It wasn’t long after Aimpoint released their 3X Magnifier that I had one in hand. I basically waited to purchase mine just long enough for LaRue Tactical to come out with their LT755 QD Pivot Mount. Since that time, the magnifier concept has lost some of its cache likely due to the improved low power variable magnification optics that proliferate now and a better understanding of some of the shortcomings that are inherent to RDS magnifiers. Those shortcomings include narrow field of view (which isn’t that bad), significant extra weight, increased distortion of some red dot sights, and a clumsy transition between mounted and unmounted.
There were times in the last several years where I was tempted to sell my magnifier but I could never quite bring myself to do it mostly because, in spite of its flaws, it still does something that no other optic set up can. It offers useable magnification along side true non-magnified performance. As good as 1-4X and 1-6X optics have become, there is still a difference between the 1X setting of these low magnification variables and a quality RDS (see this previous article).

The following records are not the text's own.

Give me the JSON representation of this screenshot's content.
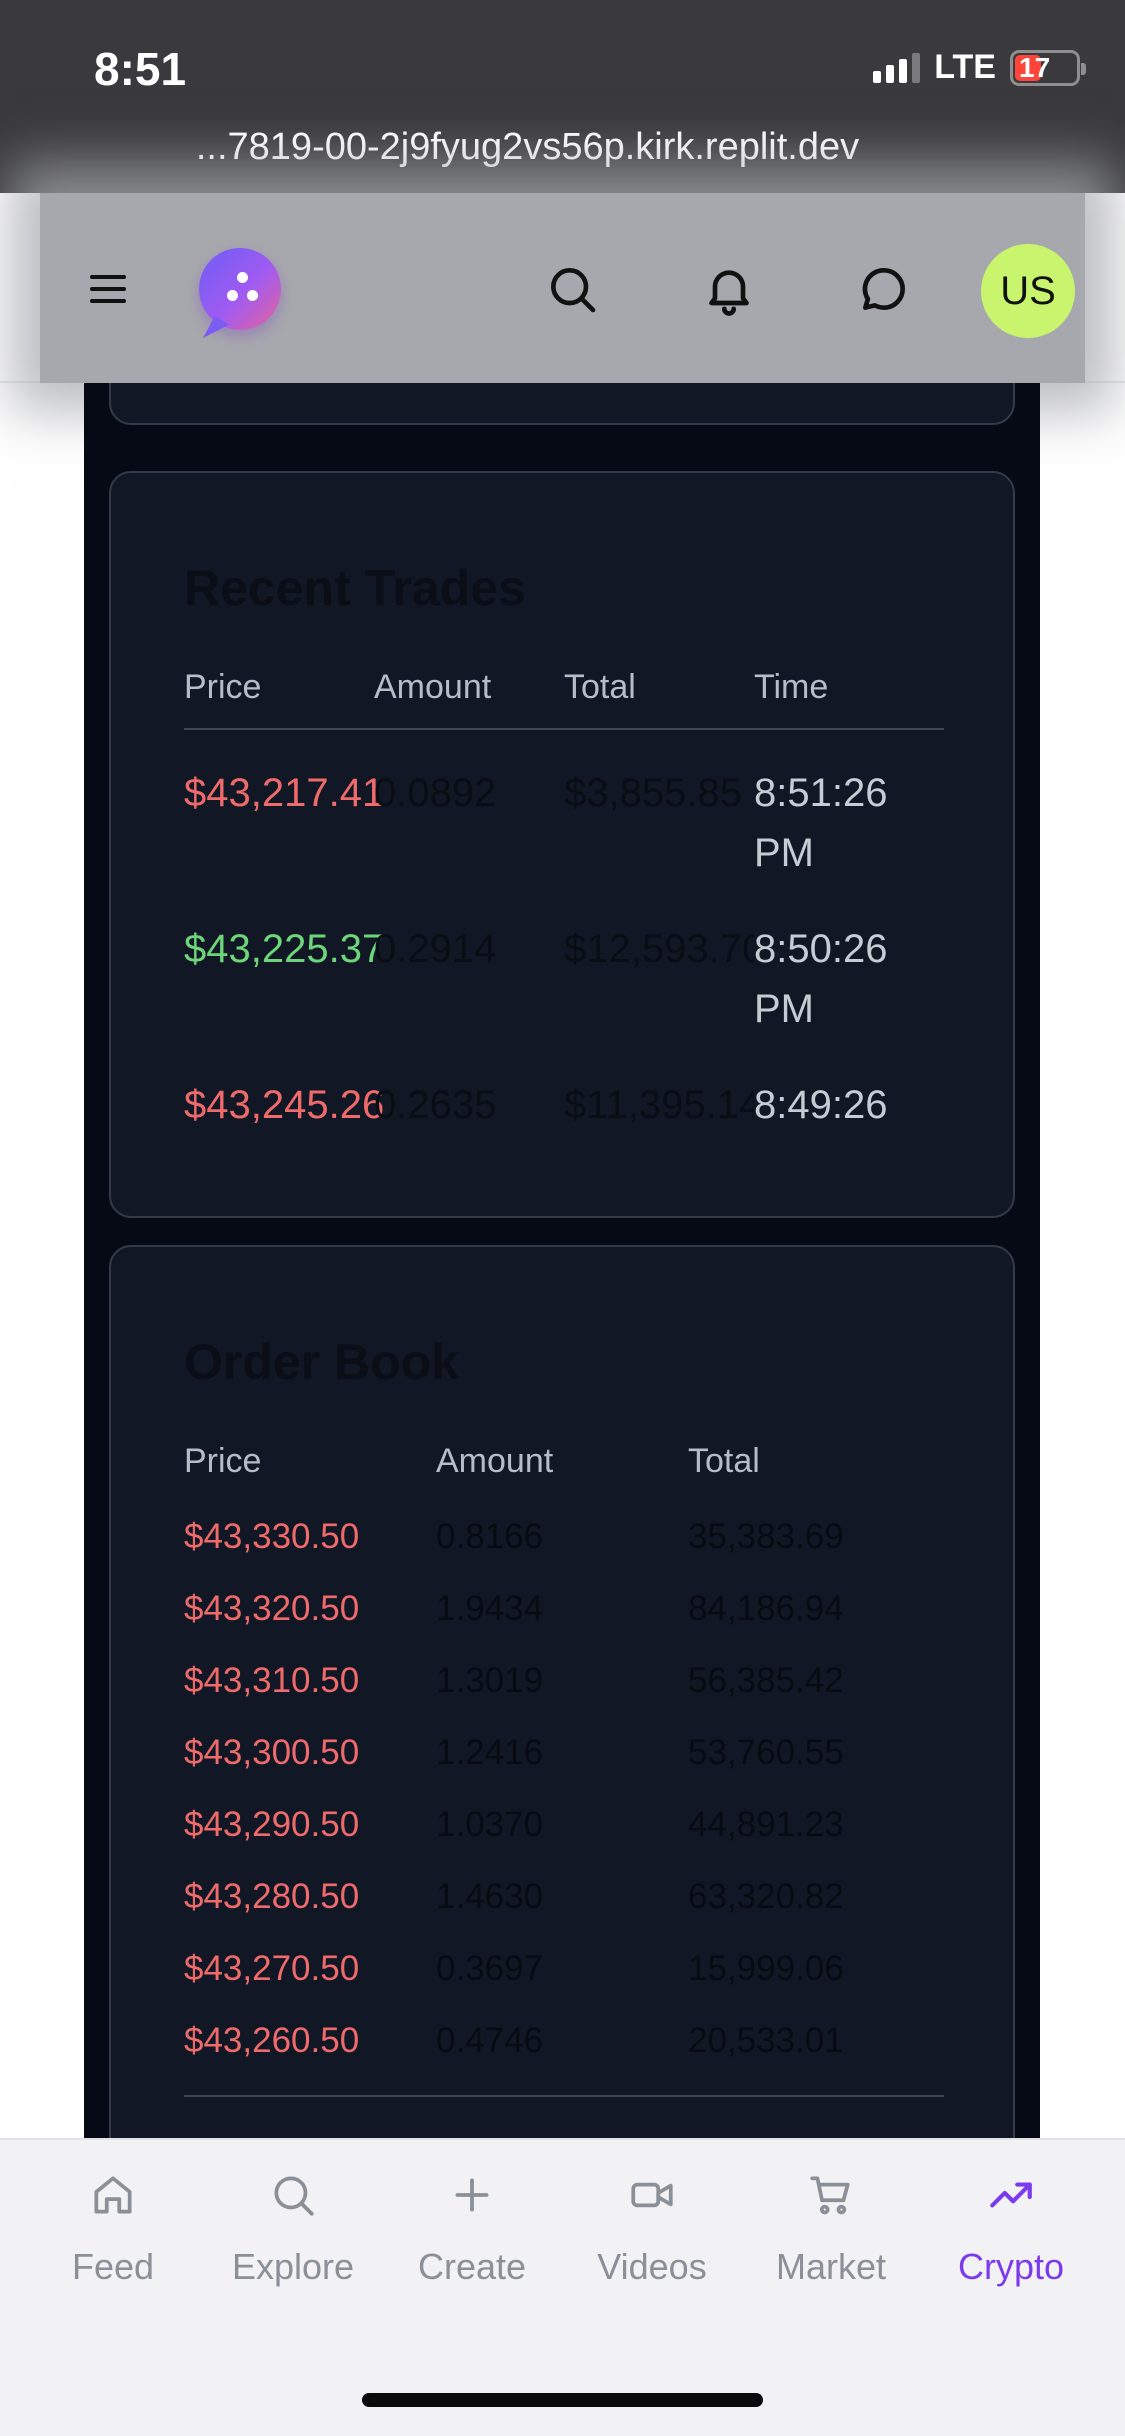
{
  "status_bar": {
    "time": "8:51",
    "network": "LTE",
    "battery": "17",
    "url": "...7819-00-2j9fyug2vs56p.kirk.replit.dev"
  },
  "header": {
    "menu_icon": "hamburger-icon",
    "logo_icon": "chat-bubble-logo",
    "icons": [
      "search-icon",
      "bell-icon",
      "message-icon"
    ],
    "avatar": "US",
    "avatar_color": "#c8f56d"
  },
  "recent_trades": {
    "title": "Recent Trades",
    "columns": [
      "Price",
      "Amount",
      "Total",
      "Time"
    ],
    "rows": [
      {
        "price": "$43,217.41",
        "amount": "0.0892",
        "total": "$3,855.85",
        "time": "8:51:26 PM",
        "side": "sell"
      },
      {
        "price": "$43,225.37",
        "amount": "0.2914",
        "total": "$12,593.70",
        "time": "8:50:26 PM",
        "side": "buy"
      },
      {
        "price": "$43,245.26",
        "amount": "0.2635",
        "total": "$11,395.14",
        "time": "8:49:26",
        "side": "sell"
      }
    ]
  },
  "order_book": {
    "title": "Order Book",
    "columns": [
      "Price",
      "Amount",
      "Total"
    ],
    "asks": [
      {
        "price": "$43,330.50",
        "amount": "0.8166",
        "total": "35,383.69"
      },
      {
        "price": "$43,320.50",
        "amount": "1.9434",
        "total": "84,186.94"
      },
      {
        "price": "$43,310.50",
        "amount": "1.3019",
        "total": "56,385.42"
      },
      {
        "price": "$43,300.50",
        "amount": "1.2416",
        "total": "53,760.55"
      },
      {
        "price": "$43,290.50",
        "amount": "1.0370",
        "total": "44,891.23"
      },
      {
        "price": "$43,280.50",
        "amount": "1.4630",
        "total": "63,320.82"
      },
      {
        "price": "$43,270.50",
        "amount": "0.3697",
        "total": "15,999.06"
      },
      {
        "price": "$43,260.50",
        "amount": "0.4746",
        "total": "20,533.01"
      }
    ]
  },
  "bottom_nav": {
    "active": "Crypto",
    "items": [
      {
        "label": "Feed",
        "icon": "home-icon"
      },
      {
        "label": "Explore",
        "icon": "search-icon"
      },
      {
        "label": "Create",
        "icon": "plus-icon"
      },
      {
        "label": "Videos",
        "icon": "video-icon"
      },
      {
        "label": "Market",
        "icon": "cart-icon"
      },
      {
        "label": "Crypto",
        "icon": "trending-up-icon"
      }
    ]
  },
  "colors": {
    "sell": "#ef6b6b",
    "buy": "#6dd67a",
    "accent": "#7c3aed",
    "panel": "#121725"
  }
}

Now that I have literally years behind an RDS and magnifier setup, I have found that there are really three keys to making them work for me. That means there are three keys to mitigating the main drawbacks of the concept and all three are pretty simple.
Choose a Good Mount
The mount is probably the single most important factor in ensuring that you have a good magnifier experience. I dislike mounts that require the magnifier be removed from the rifle in order to use the RDS by itself. I don’t want to have to worry about stowing my magnifier on my gear.
Choose a mount that allows you to quickly move the magnifier out of your field of view while keeping it attached to the rifle or remove it all together. I like the LaRue Tactical LT755 but there are other choices.
Choose the Right RDS
I use Aimpoints almost exclusively on my carbines and as much as I love them, I admit that not all of them work well (for me) in front of a magnifier. I first used the magnifier behind an Aimpoint Comp ML3 with a 2 MOA dot reasoning that the finer aiming point would be beneficial and it worked well for me but I saw some distortion of the red dot. I later tried it behind several Aimpoint Micros and Comp M4s but found that the dot turned into a series of star bursts or several dots swimming around each other when magnified. This may not happen for all users but it happened for me.
It turns out that the best combination that I have found so far is a Comp ML3 with the 4MOA dot. For whatever reason, I see Aimpoint’s 4 MOA dots much more clearly. This combination gives me a razor sharp aiming point and makes hits out to 300 yards very easy which is really all I can ask from this set up.
Whichever RDS you prefer, spend some time figuring out what works best in front of the magnifier.
Shed Weight from the Front of Your Carbine
Using an RDS and magnifier set up means having two optics and two mounts on your rifle. The capability that this setup offers comes at a fairly steep cost in weight. The best way I have found to mitigate this is the shed weight from your carbine, concentrating specifically on the front end.
The weight of the magnifier sits toward the rear of the receiver. You can really counteract the heavy overall feeling that this lends a carbine by reducing weight at the front. Choose a lighter barrel profile and a lighter hand guard. I think that in order to get the most out of a RDS and magnifier setup, you really need to build the carbine with this setup in mind.
You don’t have to go crazy. A lighter medium profile or pencil barrel and lightweight extended hand guard will make a big difference in how your carbine feels. It will also greatly reduce the overall weight. You should be able to build a carbine that weighs around 7-7.5 pounds (and feels lighter because of where the weight is) without much trouble at all.
If you have a magnifier and are thinking of giving up on it, gives these three tips a try before you boot it to the curb. If you are thinking of trying a magnifier, make sure to set yourself up for success. There really is a strong upside to this set up but it takes a little fore thought to get the most out of it.